Member for the Dubbo electorate Dugald Saunders and NSW Education Minister Sarah Mitchell visited Yawarra Community School today to celebrate the opening of its hydrotherapy pool and carpark, the third and final stage of the school build.
Yawarra Community School, named after the Wiradjuri word for ‘care’ or ‘to take care or watch’, opened in 2019 and caters for up to 40 special needs students from K-12. The school supports these students via personalised learning, specialist services such as speech and occupational therapists and social benefits.
As well as the new hydrotherapy pool, which has an accessible access ramp and hoist to assist with pool entry, as well as heating installed under the tiles, the school includes four state-of-the-art classrooms, a gym and special program facilities.

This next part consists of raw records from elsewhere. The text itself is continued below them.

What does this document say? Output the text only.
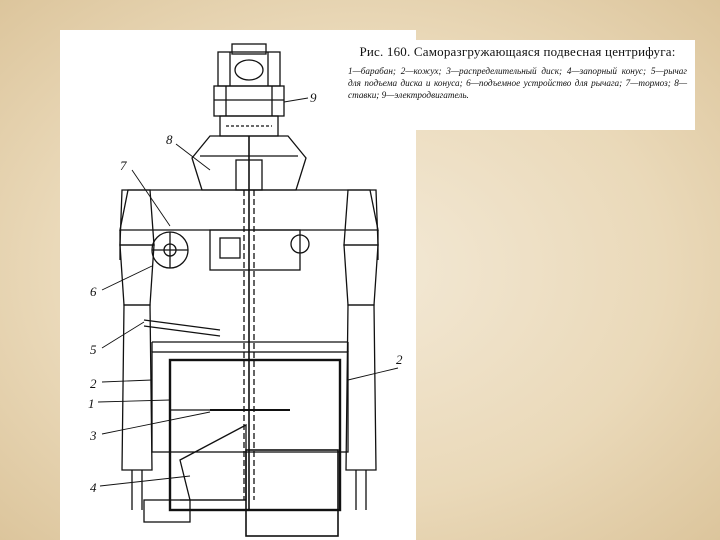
9
8
7
6
5
2
1
3
4
2
Рис. 160. Саморазгружающаяся подвесная центрифуга:
1—барабан; 2—кожух; 3—распределительный диск; 4—запорный конус; 5—рычаг для подъема диска и конуса; 6—подъемное устройство для рычага; 7—тормоз; 8—ставки; 9—электродвигатель.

“This is a project that came about thanks to amazing support, lobbying and resilience from the community, so it is great that the wider community will benefit from it.”Member for the Dubbo electorate Dugald Saunders
Mr Saunders said the new pool will benefit the broader community.

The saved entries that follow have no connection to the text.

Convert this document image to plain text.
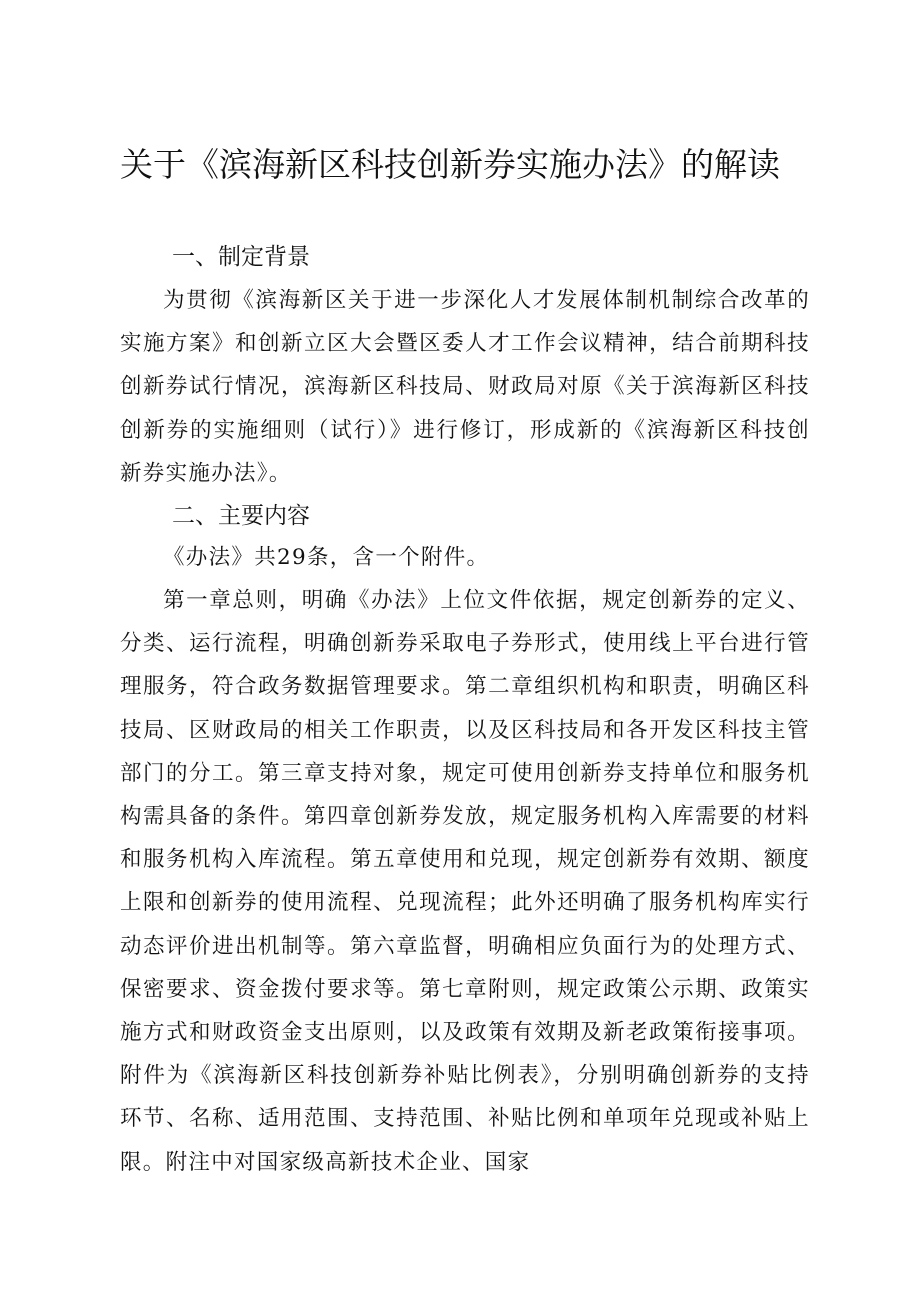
关于《滨海新区科技创新券实施办法》的解读
一、制定背景

为贯彻《滨海新区关于进一步深化人才发展体制机制综合改革的实施方案》和创新立区大会暨区委人才工作会议精神，结合前期科技创新券试行情况，滨海新区科技局、财政局对原《关于滨海新区科技创新券的实施细则（试行）》进行修订，形成新的《滨海新区科技创新券实施办法》。

二、主要内容

《办法》共29条，含一个附件。

第一章总则，明确《办法》上位文件依据，规定创新券的定义、分类、运行流程，明确创新券采取电子券形式，使用线上平台进行管理服务，符合政务数据管理要求。第二章组织机构和职责，明确区科技局、区财政局的相关工作职责，以及区科技局和各开发区科技主管部门的分工。第三章支持对象，规定可使用创新券支持单位和服务机构需具备的条件。第四章创新券发放，规定服务机构入库需要的材料和服务机构入库流程。第五章使用和兑现，规定创新券有效期、额度上限和创新券的使用流程、兑现流程；此外还明确了服务机构库实行动态评价进出机制等。第六章监督，明确相应负面行为的处理方式、保密要求、资金拨付要求等。第七章附则，规定政策公示期、政策实施方式和财政资金支出原则，以及政策有效期及新老政策衔接事项。附件为《滨海新区科技创新券补贴比例表》，分别明确创新券的支持环节、名称、适用范围、支持范围、补贴比例和单项年兑现或补贴上限。附注中对国家级高新技术企业、国家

“There is limited access to hydrotherapy pools in the region and the school has plans to deliver programs that support students of the school, other schools in the area and the wider community,” he said.
“This is a project that came about thanks to amazing support, lobbying and resilience from the community, so it is great that the wider community will benefit from it.
“The construction of the pool project also supported the local economy, with the contractor hiring 53 local tradespersons and sourcing local building materials wherever possible.
The NSW Government is investing $6.7 billion over four years to deliver more than 190 new and upgraded schools to support communities across NSW. This is the largest investment in public education infrastructure in the history of NSW.
Minister Mitchell said she was pleased to mark the opening of the $4 million pool. “Hydrotherapy pools can deliver a range of health benefits, particularly for children with disabilities such as cerebral palsy and motor neuron disorders, offering a way to achieve their therapeutic goals while having fun,” she said.